Jak przystało na Larę Croft, fabuła ociera się luźno o starożytne cywilizacje. Dostajemy nieco karkołomnie wymieszanych w jednym kociołku Majów, Tolteków i Azteków, ale pal sześć – nie takie rzeczy się w grach widziało. Pomocnikiem Lary zostaje liczący sobie"zaledwie" dwa tysiące lat wojownik imieniem Totec, który po krótkim kursie obsługi karabinu maszynowego radzi sobie z nim równie dobrze, jak z dzidą. Razem muszą powstrzymać złowrogiego Xolotla i odzyskać pradawny artefakt. Właśnie – "razem" jest bardzo ważnym słowem w przypadku tej gry, mocno bazującej na dwuosobowej zabawie kooperatywnej, choć przyjemnej również w rozgrywce dla jednego gracza.

W trybie dwuosobowym, dostępnym także online, gracze dzielą się rolami Lary i Toteca, zaś w rozgrywce jednoosobowej dostępna jest jedynie pani archeolog. Plansze w obydwu trybach są zasadniczo takie same, inny jest natomiast sposób ich przechodzenia i zupełnie inaczej należy rozwiązywać łamigłówki. W trybie co-op każde z bohaterów posiada własną umiejętność – Lara potrafi przerzucić i zahaczyć linę, po której nasz wojownik może przejść lub się wspiąć, on z kolei niesie tarczę zasłaniającą siebie i swą towarzyszkę przed strzałami oraz dzidy, które wbija w ściany tworząc dla Lary schody. Nieraz jedynie sprytna kombinacja umiejętności obu postaci umożliwia nam pokonanie danego odcinka planszy czy dostanie się do ukrytego artefaktu. Postaci świetnie się uzupełniają, a satysfakcja ze wspólnego pokonania trudnego fragmentu gry jest naprawdę spora. Natomiast w trybie jednoosobowym Lara posiada nie tylko linę, ale i dzidy, i musi sobie radzić sama. Co ciekawe, prowadzi to do znacznego uproszczenia łamigłówek, ponieważ ilość kombinacji możliwych ruchów znacznie się zmniejsza. Generalnie rzecz biorąc, mimo że rozgrywka jest bardzo przyjemna w trybie single, skrzydła rozwija dopiero w co-opie.


Zbieractwo i łamigłówki

Jak to bywa w grze platformowej, trochę czasu musimy poświęcić na zbieranie wszelkiego rodzaju dóbr. Na planszy czekają na nas różnorakie przedmioty podnoszące statystyki bohaterów – nowe bronie i artefakty (procentowo podnoszące nam chociażby zdrowie, "zbroję" czy prędkość).
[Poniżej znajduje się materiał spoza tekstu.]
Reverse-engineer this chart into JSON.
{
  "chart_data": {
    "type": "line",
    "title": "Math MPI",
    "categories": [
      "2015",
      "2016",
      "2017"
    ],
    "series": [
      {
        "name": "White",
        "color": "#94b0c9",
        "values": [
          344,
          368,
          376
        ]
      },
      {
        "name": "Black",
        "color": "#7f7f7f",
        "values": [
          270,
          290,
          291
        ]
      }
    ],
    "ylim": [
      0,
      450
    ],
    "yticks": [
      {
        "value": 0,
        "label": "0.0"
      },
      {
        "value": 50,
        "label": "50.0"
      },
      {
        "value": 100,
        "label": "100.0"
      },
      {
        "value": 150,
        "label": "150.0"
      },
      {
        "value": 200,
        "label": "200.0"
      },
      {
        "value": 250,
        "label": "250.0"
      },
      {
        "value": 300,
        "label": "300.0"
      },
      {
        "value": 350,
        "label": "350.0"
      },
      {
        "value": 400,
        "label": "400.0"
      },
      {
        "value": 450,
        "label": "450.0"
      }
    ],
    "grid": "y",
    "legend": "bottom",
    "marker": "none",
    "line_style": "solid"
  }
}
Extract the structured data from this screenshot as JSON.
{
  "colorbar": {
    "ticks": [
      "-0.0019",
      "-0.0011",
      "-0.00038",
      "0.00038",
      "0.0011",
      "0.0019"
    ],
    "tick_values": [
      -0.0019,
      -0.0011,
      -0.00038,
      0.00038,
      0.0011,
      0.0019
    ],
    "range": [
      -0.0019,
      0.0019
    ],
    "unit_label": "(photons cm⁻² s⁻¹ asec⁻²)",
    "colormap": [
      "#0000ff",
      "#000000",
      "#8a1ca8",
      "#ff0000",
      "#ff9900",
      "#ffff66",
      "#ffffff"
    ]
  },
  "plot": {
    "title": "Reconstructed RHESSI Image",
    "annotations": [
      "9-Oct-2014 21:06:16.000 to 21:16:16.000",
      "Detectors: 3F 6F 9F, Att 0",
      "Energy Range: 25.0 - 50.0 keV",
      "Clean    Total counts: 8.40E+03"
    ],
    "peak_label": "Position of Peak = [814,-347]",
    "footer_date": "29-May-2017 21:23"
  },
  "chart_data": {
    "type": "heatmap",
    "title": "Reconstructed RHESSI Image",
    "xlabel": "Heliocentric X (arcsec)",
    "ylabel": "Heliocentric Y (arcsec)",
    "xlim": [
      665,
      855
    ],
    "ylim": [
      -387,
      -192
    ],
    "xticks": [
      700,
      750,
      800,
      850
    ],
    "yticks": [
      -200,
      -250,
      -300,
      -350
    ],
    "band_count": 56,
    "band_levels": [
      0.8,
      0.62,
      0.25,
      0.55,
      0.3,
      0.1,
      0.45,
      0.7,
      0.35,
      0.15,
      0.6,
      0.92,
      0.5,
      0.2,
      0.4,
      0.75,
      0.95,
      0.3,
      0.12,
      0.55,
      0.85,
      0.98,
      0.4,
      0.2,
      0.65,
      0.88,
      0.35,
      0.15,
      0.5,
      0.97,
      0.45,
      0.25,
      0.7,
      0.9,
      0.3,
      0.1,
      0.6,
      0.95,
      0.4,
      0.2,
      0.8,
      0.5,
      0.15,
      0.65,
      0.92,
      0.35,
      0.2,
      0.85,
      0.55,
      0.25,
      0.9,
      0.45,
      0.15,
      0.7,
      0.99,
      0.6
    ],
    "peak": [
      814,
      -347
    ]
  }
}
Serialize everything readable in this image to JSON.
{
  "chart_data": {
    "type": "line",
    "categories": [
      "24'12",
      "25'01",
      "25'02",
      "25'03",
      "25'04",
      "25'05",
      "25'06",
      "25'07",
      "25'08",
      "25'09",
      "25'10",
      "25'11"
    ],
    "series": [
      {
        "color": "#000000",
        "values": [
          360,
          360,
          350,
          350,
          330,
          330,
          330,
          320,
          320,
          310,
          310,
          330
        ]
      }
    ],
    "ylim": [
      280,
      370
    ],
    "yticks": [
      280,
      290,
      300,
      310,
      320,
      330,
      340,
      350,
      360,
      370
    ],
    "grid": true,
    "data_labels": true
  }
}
Przydatność niektórych bywa, moim zdaniem, mocno dyskusyjna – oczywiście miotacz płomieni czy granatnik zawsze cieszy, ale różnorakie artefakty, jakie możemy na siebie założyć, mają dość ograniczony wpływ na rozgrywkę. Ten element został potraktowany nieco po macoszemu – grę możemy przejść na samej broni, właściwie nie ekwipując artefaktów. Po co zatem je zbierać? Jedynie dla satysfakcji i trofeów. Nota bene gra oferuje własny system osiągnięć, niezależny od trofeów – każda plansza zawiera kilka różnorakich wyzwań, których spełnienie jest nagradzane specjalną bronią czy artefaktem. Uczciwie przyznam, że część z nich bywa zniechęcająco trudna, część zaś dostarcza sporo dobrej zabawy.

Jak już wspomniałam, gra bywa miejscami wymagająca, zwłaszcza na najwyższym z trzech dostępnych poziomów trudności. Na szczęście system checkpointów został dobrze przemyślany, a ponadto mamy w zanadrzu autosave, więc rozgrywka nie wywołuje frustracji. Podczas gdy walka ze zwykłymi przeciwnikami polega najczęściej na klasycznym opróżnianiu kolejnych magazynków, dużo radości dostarcza starcie z bossami – najczęściej wymagające zręczności i szybkości, a czasem i pomyślunku. Elementy zręcznościowe również zostały dobrze przemyślane – bywają wymagające, ale nigdy frustrująco trudne. Jednak to właśnie tutaj pojawił się jedyny chyba problem, jakiego doświadczyłam podczas rozgrywki – zahaczanie liny przez Larę. Lina miała denerwujący zwyczaj reagowania z opóźnieniem, czasem wczepiała się w niewłaściwy cel (mimo nakierowania bohaterki w odpowiednią stronę) lub nie zahaczała się wcale. Generalnie wymagała nieco uważniejszej obsługi, co nie stanowiło problemu w spokojnych sekwencjach łamigłówek, ale mogło kosztować życie w zręcznościowej ucieczce z walącego się mostu. Nie była to jednak sytuacja nagminna i generalnie miała niewielki wpływ na rozgrywkę.


Kawał dobrej roboty

Lara Croft and the Guardian of Light to gra zaskakująco dobra i dopracowana. Niekanoniczny dla platformówek rzut izometryczny dobrze się sprawdził, zaś świetne zbilansowanie elementów zręcznościowych, walki i łamigłówek spodoba się każdemu fanowi serii Tomb Raider. Nie zapominajmy też o bardzo przyzwoitej grafice i ładnie dobranej muzyce, które już od pierwszej planszy pozwalają wczuć się w archeologiczną przygodę. Silny nacisk na grę dwuosobową pozwala świetnie bawić się z przyjaciółmi – czy to w domu, czy na sieci – zaś różnice w obu trybach sprawią, że nie będziemy się nudzić przechodząc grę dwa razy. W dobie gier krótkich i prostych nowa Lara stanowi prawdziwe światełko w tunelu i pozostaje mieć nadzieję, że więcej developerów pójdzie w ślady Crystal Dynamics.